The procedure involves passing a catheter, a tube which is roughly 16-18 mm in diameter, down the throat. At the end of the catheter are tiny prongs that fire a low voltage electrical current at the valve
This damages the tissue and causes tiny scars — as these heal, new tissue forms and the valve becomes bulkier and stronger. The procedure takes up to 60 minutes, usually with the patient under sedation. First, we spray local anesthetic down the throat. Then we pass a camera down so we can identify exactly where the valve is.

We pass a guide wire down to the sphincter, and over that, we feed the Stretta catheter until the prongs are in the right place. We fire for two one-minute spells on one side, and then move it down and give more cycles — 14 in all. Then we withdraw the catheter. We give the patient a drink straight after to check the swallowing reflex works and that we haven’t damaged any tissue. The patient goes home that afternoon. They need to stick to a liquid diet for two weeks to allow the area to heal. They can also take Calpol liquid if they need painkillers.

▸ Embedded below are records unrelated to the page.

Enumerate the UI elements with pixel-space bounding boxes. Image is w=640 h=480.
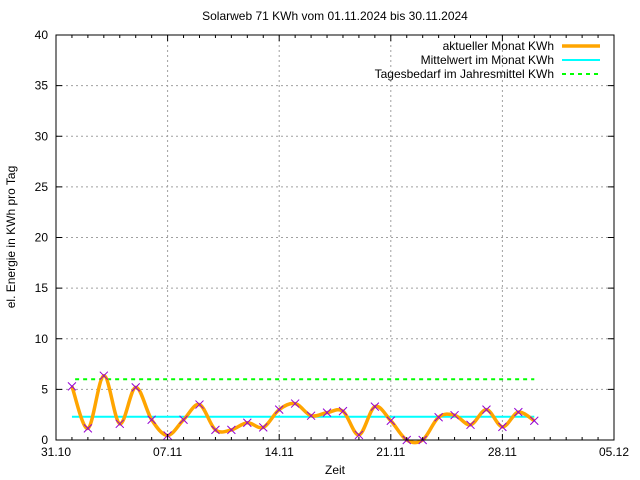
data-point — [115, 419, 125, 429]
data-point — [179, 415, 188, 425]
data-point — [227, 425, 236, 435]
data-point — [498, 422, 507, 432]
data-point — [338, 406, 348, 416]
chart-title: Solarweb 71 KWh vom 01.11.2024 bis 30.11… — [202, 9, 468, 23]
data-point — [242, 418, 252, 428]
data-point — [83, 424, 93, 433]
x-tick-label: 28.11 — [488, 445, 517, 459]
series-layer — [67, 371, 539, 445]
x-tick-label: 31.10 — [41, 445, 71, 459]
data-point — [386, 416, 396, 426]
data-point — [147, 415, 157, 425]
grid — [56, 35, 614, 440]
legend-label: Mittelwert im Monat KWh — [421, 53, 554, 67]
y-tick-label: 15 — [35, 281, 49, 295]
x-tick-label: 14.11 — [265, 445, 294, 459]
data-point — [131, 382, 141, 392]
y-axis-label: el. Energie in KWh pro Tag — [4, 166, 18, 309]
legend-label: aktueller Monat KWh — [443, 39, 554, 53]
data-point — [466, 420, 475, 430]
y-tick-label: 35 — [35, 79, 49, 93]
data-point — [306, 411, 316, 421]
data-point — [274, 405, 284, 414]
data-point — [370, 402, 380, 411]
ticks: 0 5 10 15 20 25 30 35 40 31.10 07.11 14.11 21.11 28.1… — [35, 28, 630, 459]
data-point — [450, 410, 459, 420]
x-tick-label: 21.11 — [376, 445, 405, 459]
data-point — [99, 371, 109, 381]
y-tick-label: 25 — [35, 180, 49, 194]
data-point — [354, 430, 364, 440]
data-point — [211, 425, 220, 435]
data-point — [290, 399, 300, 408]
x-axis-label: Zeit — [325, 463, 346, 477]
y-tick-label: 5 — [41, 382, 48, 396]
y-tick-label: 30 — [35, 129, 49, 143]
data-point — [513, 407, 523, 417]
y-tick-label: 0 — [41, 433, 48, 447]
data-point — [482, 405, 491, 414]
data-point — [258, 422, 268, 432]
x-tick-label: 05.12 — [599, 445, 629, 459]
data-point — [195, 400, 204, 409]
y-tick-label: 10 — [35, 332, 49, 346]
data-point — [67, 381, 77, 391]
series-line-aktueller-monat — [70, 373, 536, 445]
data-point — [529, 416, 539, 426]
legend-label: Tagesbedarf im Jahresmittel KWh — [375, 67, 554, 81]
data-point — [322, 408, 332, 418]
data-point — [434, 412, 443, 422]
x-tick-label: 07.11 — [153, 445, 182, 459]
y-tick-label: 40 — [35, 28, 49, 42]
y-tick-label: 20 — [35, 231, 49, 245]
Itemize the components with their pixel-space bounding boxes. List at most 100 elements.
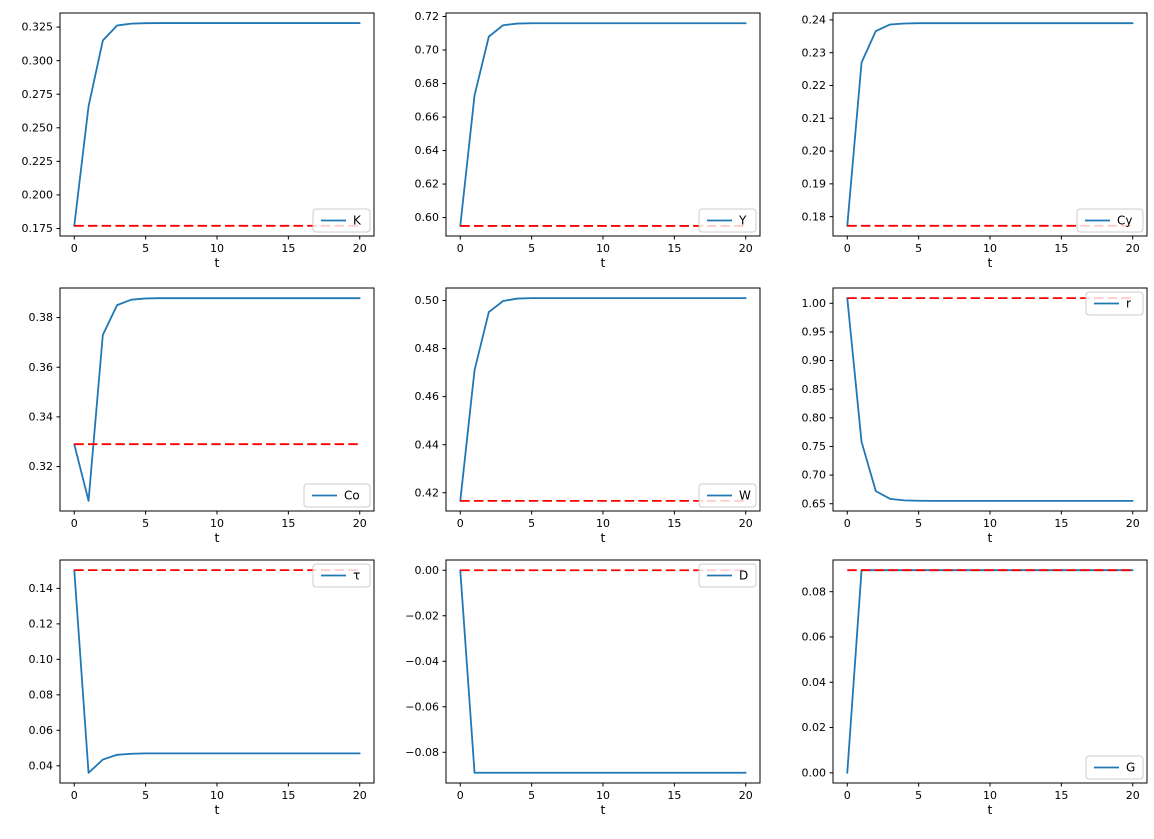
y-tick-label: 0.24 <box>802 14 827 27</box>
x-axis-ticks: 0 5 10 15 20 <box>844 511 1140 530</box>
y-axis-ticks: 0.04 0.06 0.08 0.10 0.12 0.14 <box>29 582 60 772</box>
y-tick-label: 0.14 <box>29 582 54 595</box>
x-tick-label: 15 <box>667 517 681 530</box>
series-line <box>73 22 361 227</box>
x-axis-label: t <box>601 802 606 817</box>
subplot-Y: 0.60 0.62 0.64 0.66 0.68 0.70 0.72 0 5 10 15 20 t Y <box>415 10 761 270</box>
y-tick-label: 0.06 <box>29 724 54 737</box>
y-tick-label: 0.19 <box>802 177 827 190</box>
y-tick-label: 0.95 <box>802 326 827 339</box>
x-axis-ticks: 0 5 10 15 20 <box>71 511 367 530</box>
x-axis-label: t <box>601 255 606 270</box>
x-tick-label: 5 <box>528 517 535 530</box>
x-tick-label: 0 <box>71 789 78 802</box>
series-line <box>73 569 361 774</box>
y-tick-label: 0.00 <box>415 564 440 577</box>
subplot-r: 0.65 0.70 0.75 0.80 0.85 0.90 0.95 1.00 0 5 10 15 20… <box>802 287 1148 545</box>
x-tick-label: 10 <box>983 242 997 255</box>
x-tick-label: 0 <box>844 242 851 255</box>
y-tick-label: 0.66 <box>415 111 440 124</box>
legend-label: K <box>353 213 362 227</box>
x-axis-label: t <box>215 255 220 270</box>
y-tick-label: 0.18 <box>802 210 827 223</box>
y-axis-ticks: 0.175 0.200 0.225 0.250 0.275 0.300 0.325 <box>22 21 60 235</box>
subplot-Co: 0.32 0.34 0.36 0.38 0 5 10 15 20 t Co <box>29 287 375 545</box>
x-axis-label: t <box>988 255 993 270</box>
legend: Co <box>303 483 371 508</box>
legend-label: G <box>1126 760 1135 774</box>
series-line <box>459 569 747 774</box>
legend-label: τ <box>353 568 360 582</box>
y-tick-label: 0.68 <box>415 77 440 90</box>
x-tick-label: 0 <box>71 242 78 255</box>
x-tick-label: 20 <box>1126 517 1140 530</box>
x-tick-label: 20 <box>353 242 367 255</box>
x-tick-label: 15 <box>281 789 295 802</box>
y-tick-label: 0.10 <box>29 653 54 666</box>
x-tick-label: 20 <box>1126 242 1140 255</box>
x-tick-label: 10 <box>983 517 997 530</box>
y-tick-label: 1.00 <box>802 297 827 310</box>
y-tick-label: 0.85 <box>802 383 827 396</box>
x-axis-label: t <box>215 802 220 817</box>
y-tick-label: 0.22 <box>802 79 827 92</box>
y-tick-label: 0.65 <box>802 497 827 510</box>
x-tick-label: 10 <box>210 242 224 255</box>
x-tick-label: 15 <box>1054 242 1068 255</box>
series-line <box>846 297 1134 502</box>
x-tick-label: 5 <box>915 789 922 802</box>
series-line <box>73 297 361 502</box>
y-tick-label: 0.60 <box>415 211 440 224</box>
legend: K <box>312 208 371 233</box>
legend-label: Co <box>344 488 360 502</box>
y-tick-label: 0.62 <box>415 178 440 191</box>
x-axis-ticks: 0 5 10 15 20 <box>844 236 1140 255</box>
y-tick-label: 0.80 <box>802 411 827 424</box>
y-tick-label: −0.08 <box>405 746 439 759</box>
series-line <box>459 297 747 502</box>
x-tick-label: 20 <box>353 789 367 802</box>
y-tick-label: 0.20 <box>802 145 827 158</box>
y-tick-label: 0.64 <box>415 144 440 157</box>
legend: Y <box>698 208 757 233</box>
x-tick-label: 10 <box>983 789 997 802</box>
x-axis-ticks: 0 5 10 15 20 <box>71 236 367 255</box>
y-tick-label: 0.75 <box>802 440 827 453</box>
y-tick-label: 0.06 <box>802 631 827 644</box>
legend: Cy <box>1076 208 1144 233</box>
x-tick-label: 10 <box>210 789 224 802</box>
y-tick-label: 0.300 <box>22 54 54 67</box>
x-tick-label: 20 <box>1126 789 1140 802</box>
x-tick-label: 5 <box>142 242 149 255</box>
x-axis-label: t <box>988 802 993 817</box>
legend: W <box>698 483 757 508</box>
y-tick-label: 0.90 <box>802 354 827 367</box>
subplot-K: 0.175 0.200 0.225 0.250 0.275 0.300 0.325 0 5 10 1… <box>22 12 375 270</box>
y-tick-label: 0.02 <box>802 721 827 734</box>
x-tick-label: 5 <box>142 517 149 530</box>
x-tick-label: 5 <box>528 789 535 802</box>
y-tick-label: 0.12 <box>29 617 54 630</box>
x-axis-ticks: 0 5 10 15 20 <box>457 783 753 802</box>
x-axis-label: t <box>988 530 993 545</box>
y-tick-label: 0.34 <box>29 411 54 424</box>
y-tick-label: 0.50 <box>415 294 440 307</box>
legend-label: Y <box>738 213 747 227</box>
y-tick-label: 0.325 <box>22 21 54 34</box>
y-tick-label: −0.06 <box>405 700 439 713</box>
y-tick-label: −0.04 <box>405 655 439 668</box>
x-tick-label: 5 <box>528 242 535 255</box>
x-axis-ticks: 0 5 10 15 20 <box>844 783 1140 802</box>
x-tick-label: 5 <box>915 517 922 530</box>
legend-label: W <box>739 488 751 502</box>
y-tick-label: 0.175 <box>22 222 54 235</box>
y-tick-label: −0.02 <box>405 609 439 622</box>
y-tick-label: 0.23 <box>802 46 827 59</box>
x-tick-label: 15 <box>1054 517 1068 530</box>
y-tick-label: 0.72 <box>415 10 440 23</box>
x-tick-label: 10 <box>596 517 610 530</box>
x-axis-ticks: 0 5 10 15 20 <box>457 511 753 530</box>
x-axis-label: t <box>601 530 606 545</box>
legend: r <box>1085 291 1144 316</box>
subplot-D: −0.08 −0.06 −0.04 −0.02 0.00 0 5 10 15 20 t D <box>405 559 761 817</box>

Thanks to NICE approving Stretta for use three years ago, it is available on the NHS and will be adopted by more NHS trusts. Although it is not suitable for everyone, it is a solution to heartburn without the need for surgery or patients being on long-term medication.

The procedure costs around £5,000-£5,500 privately, or £3,000 to the NHS. UK (England)


There is a small risk of bleeding and perforation of the gullet, although this is the same with any endoscopic procedure. There may be some pain during the procedure. Painful swallowing and sore throat for a few weeks.

‘This is a low-risk procedure and is very effective,’ says Chris Sutton, a consultant general and upper gastrointestinal surgeon at the University Hospitals of Leicester NHS Trust. It could be offered to many more patients, but since the catheter costs £2,500-3,000 and is single-use, so goes to the bin afterward, it is more expensive than medication.

‘It even costs more than some types of keyhole surgery, which I suspect is why it’s not more widely available.